It is so hard not to be just absolutely achingly jealous every time I see a woman walking around pregnant...or see someone's ultrasound pictures pop up on facebook. I am so happy for all my friends who are going to be welcoming their little bundles, but I can't help the empty hunger that hits my heart so hard every time I see the little bellies or hear a baby cry. I can't help but think about how that should be me...My baby should be here in 8 weeks....but he has already come and gone.
I have such a yearning and want to be a mommy. I want to have a baby so badly and I am so afraid that I will be scared out of my mind my whole next pregnancy. I mean, I was told the whole time that every thing was perfect this time around, who's to say it won't happen again?? Or perhaps pregnancy won't happen again for me... God only knows. I just hope that I can one day experience that joy I once had when Hayden would jump around inside me, poking me with his heels as Jeff and I would laugh at the alien-like appearance my tummy would have. I am trying so hard not to be jealous... and though my heart hurts so badly everytime pregnancy is mentioned, I really am happy for everyone else...really, I am.

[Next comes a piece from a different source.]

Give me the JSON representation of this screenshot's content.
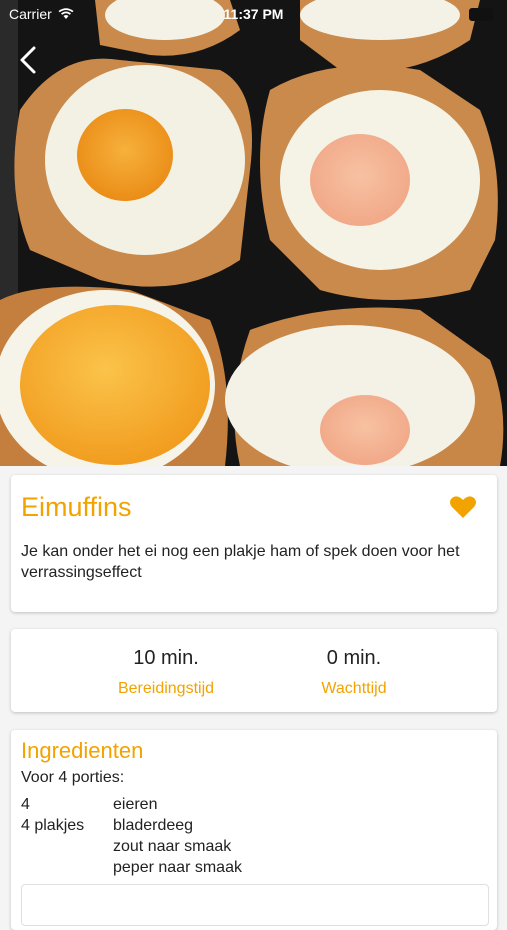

Please just protect me from this web of jealousy I am caught up in. I can't help but be full of it when I see everyone with these babies while I never got to experience mine. I know you have a plan for me and I put all of my trust in you Lord. Please make my heart happy again. Please help my heart find that joy I once had. I long so much for a baby to feel my womb and I am willing to wait for you to bless me with that in your timing if that is in your plan for me. If it is not, please help me to understand that. Thank you for all you have blessed me with and thank you for blessing me with such a patient and understanding husband. He has been by my side this whole process and has been my rock without a single complaint.